Alors que je travaillais à un article pour le cercle d’histoire sur des lettres de prisonniers de guerre en 40/45, je constatais que je ne savais rien à propos de la captivité de mon oncle en Prusse, à cette époque.Le contexte que pas mal de livres d’après-guerre, retraçaient m’était un peu mieux connu. Qu’elle ne fut pas ma surprise quand la tante de mon épouse, âgée de 98 ans, introduisit lors d’un récit sur sa jeunesse le mot « CRAB »(*) en rapport avec la jeunesse d’étudiante de feu, son mari. L’exode à cette période de pas mal de civils se décomposait alors entre les habitants ordinaires craignant les exactions des soldats et la classe des 18 /35 ans appelée à rejoindre l’armée comme ressource pour les futurs combats.
Un élément nouveau m’apparut alors, nos oncles respectifs étaient âgés de plus ou moins 20 ans en 1940. Nos oncles n’avaient pas participé à la campagne de mai 40 probablement, ils devaient être dans les futurs conscrits. L’alter ego lui était étudiant à l’université.
J’apprenais aussi dans le cercle familial qu’il avait été dans un camp près de la mer en France où il allait vivre une odyssée bien différente de mon oncle car il en était revenu quelques mois plus tard, pour reprendre ses études de médecine.

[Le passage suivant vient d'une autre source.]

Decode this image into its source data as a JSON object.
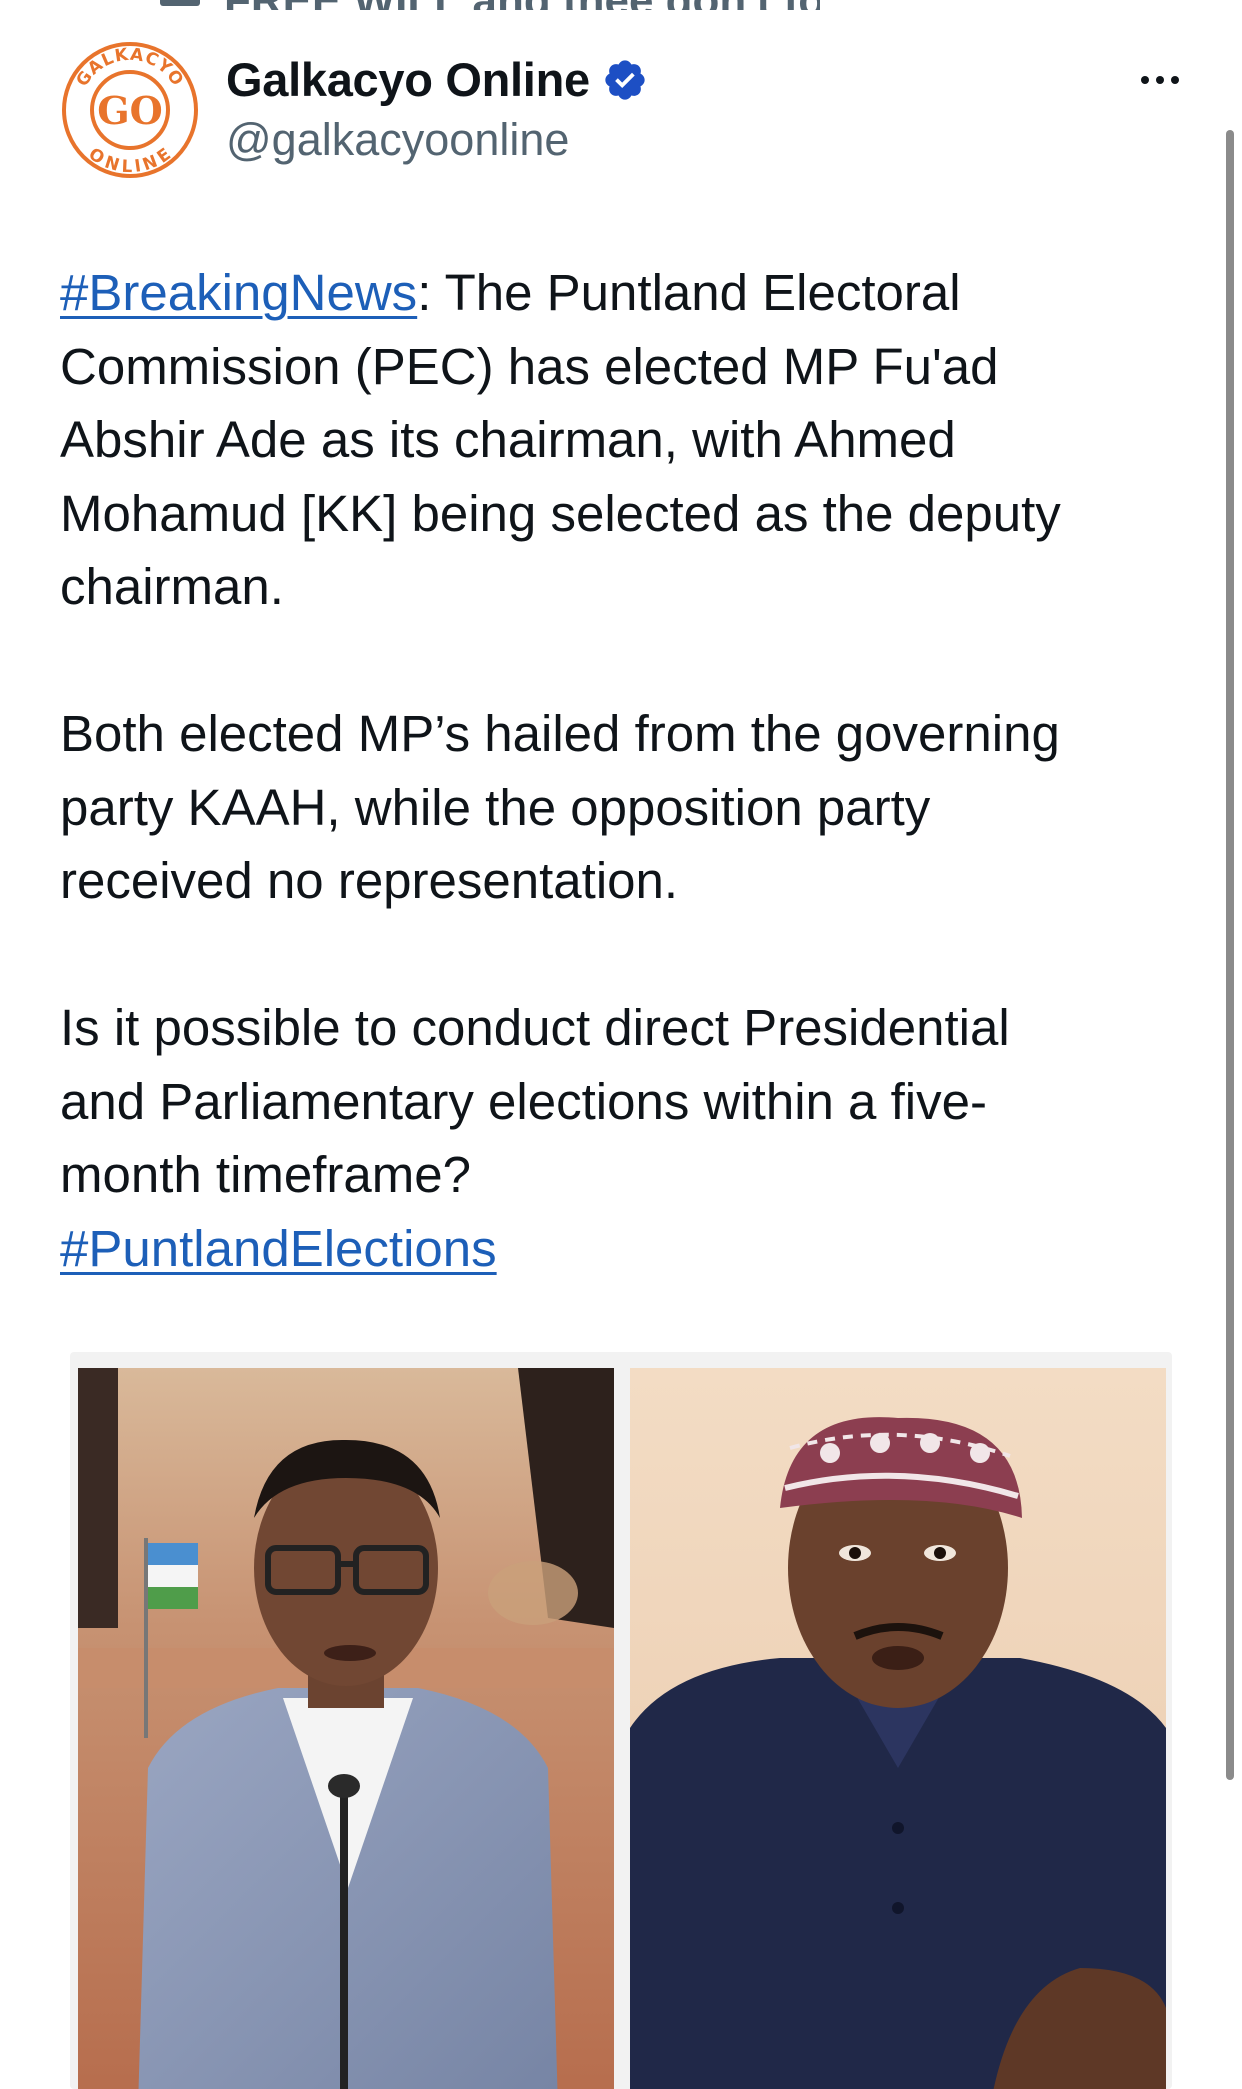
{
  "top_cut_text": "FREE WILL and thee don't follow",
  "tweet": {
    "display_name": "Galkacyo Online",
    "handle": "@galkacyoonline",
    "avatar_logo_text": "GALKACYO ONLINE",
    "paragraph1": {
      "hashtag": "#BreakingNews",
      "line1_rest": ": The Puntland Electoral",
      "line2": "Commission (PEC) has elected MP Fu'ad",
      "line3": "Abshir Ade as its chairman, with Ahmed",
      "line4": "Mohamud [KK] being selected as the deputy",
      "line5": "chairman."
    },
    "paragraph2": {
      "line1": "Both elected MP’s hailed from the governing",
      "line2": "party KAAH, while the opposition party",
      "line3": "received no representation."
    },
    "paragraph3": {
      "line1": "Is it possible to conduct direct Presidential",
      "line2": "and Parliamentary elections within a five-",
      "line3": "month timeframe?",
      "hashtag": "#PuntlandElections"
    }
  },
  "icons": {
    "verified": "verified-badge-icon",
    "more": "more-options-icon"
  },
  "colors": {
    "link": "#1d5fb8",
    "verified": "#1d4fc4",
    "logo_orange": "#e8742c",
    "secondary_text": "#536471"
  }
}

Mon oncle, revenant du Sud de la France, avait été embarqué à Paray-le-Monial dans un train qu’il l’avait emmené en Allemagne pour 4 ans.Je n’avais pas su comment il en était revenu. Aucune trace écrite ni journal n’avait été tenue par lui pendant son activité dans le commando de travail A.K.842 dans lequel il avait été en travail forcé.
Lors de la cousinade chez ma femme le mois dernier, le sujet du CRAB avait été soulevée à nouveau et j’avais appris l’existence d’un journal écrit par cet oncle, journal dont j’espérais à présent connaître les détails pour clarifier les contraintes de l’époque où ces jeunes avaient été bousculées par ces circonstances inimaginables.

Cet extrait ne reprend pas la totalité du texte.